Brass panels, cord damaged. Of large size for use with a windlass. Powerful steel bow, stamped with a mark, passing through the tiller and fastened by a stout bow irons which also hold the stirrup in position. The irons secured by transverse wedges. The tiller is bordered by a line of bone inlay on each face; the quarrel groove is of the same material. The nut socket and side plates are of brass, the latter extend down the palm-rest, engraved and fretted in a pattern of lions and foliage. The nut is a wood replacement retained by a grub screw. A cheek-and-thumb-rest is fitted above the rear end of the stock. Improved form of lock with set-trigger mechanism, the trigger guard of brass and steel is massive in the style of the trigger of more primitive types.

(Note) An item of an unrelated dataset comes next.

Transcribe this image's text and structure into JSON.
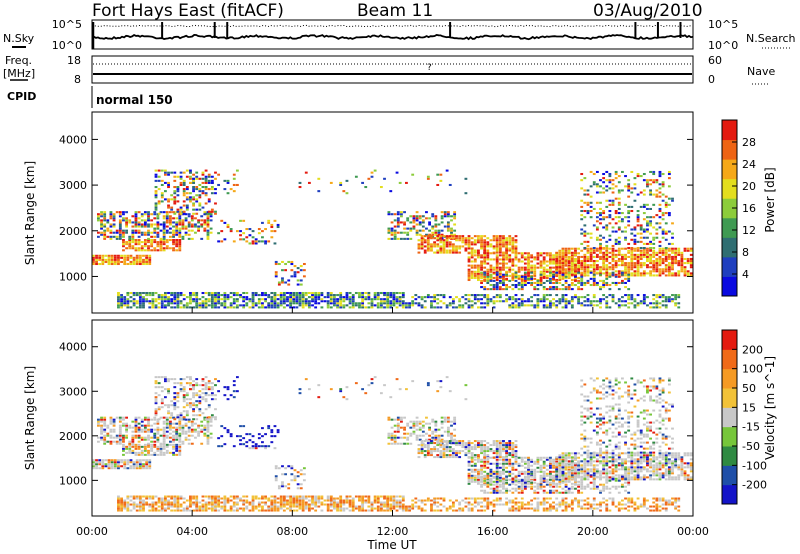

Dimensions: Overall length: 44 in. (111.8 cm), Span: 27.9 in. (70.9 cm) Weight: 18 lb. 2 oz.

Component parts


Places Europe


A similar mark appears on bows in the ' Museo Stibbert (1880)' and the 'Bernishen Historischen Museum (1791)' dated respectively 1763 and 1766.
The 1916 Inventory states that this bow was presented by E. Leslie Esq., of the E. India Co, about 1850. However, the earliest reference to the bow and its associated windlass is in the 1857 Remain (I 21):
'Stirrup Cross Bow of the 15th century with Moulinet and Pulleys presented by
the Board of Ordinance 21st Feb'y 1829 by E. Leslie Esq., of Hon. East India
Company's Civil Service'.
The Remain also states that it was on show 'over and by the arches' in the New Room. The date of presentation is confirmed by WO 44/401 which shows Lesley offered the crossbow to the Tower in February 1829 and requested permission to purchase 2 spare lances. The purchase was agreed and the lances sold for 10/- each.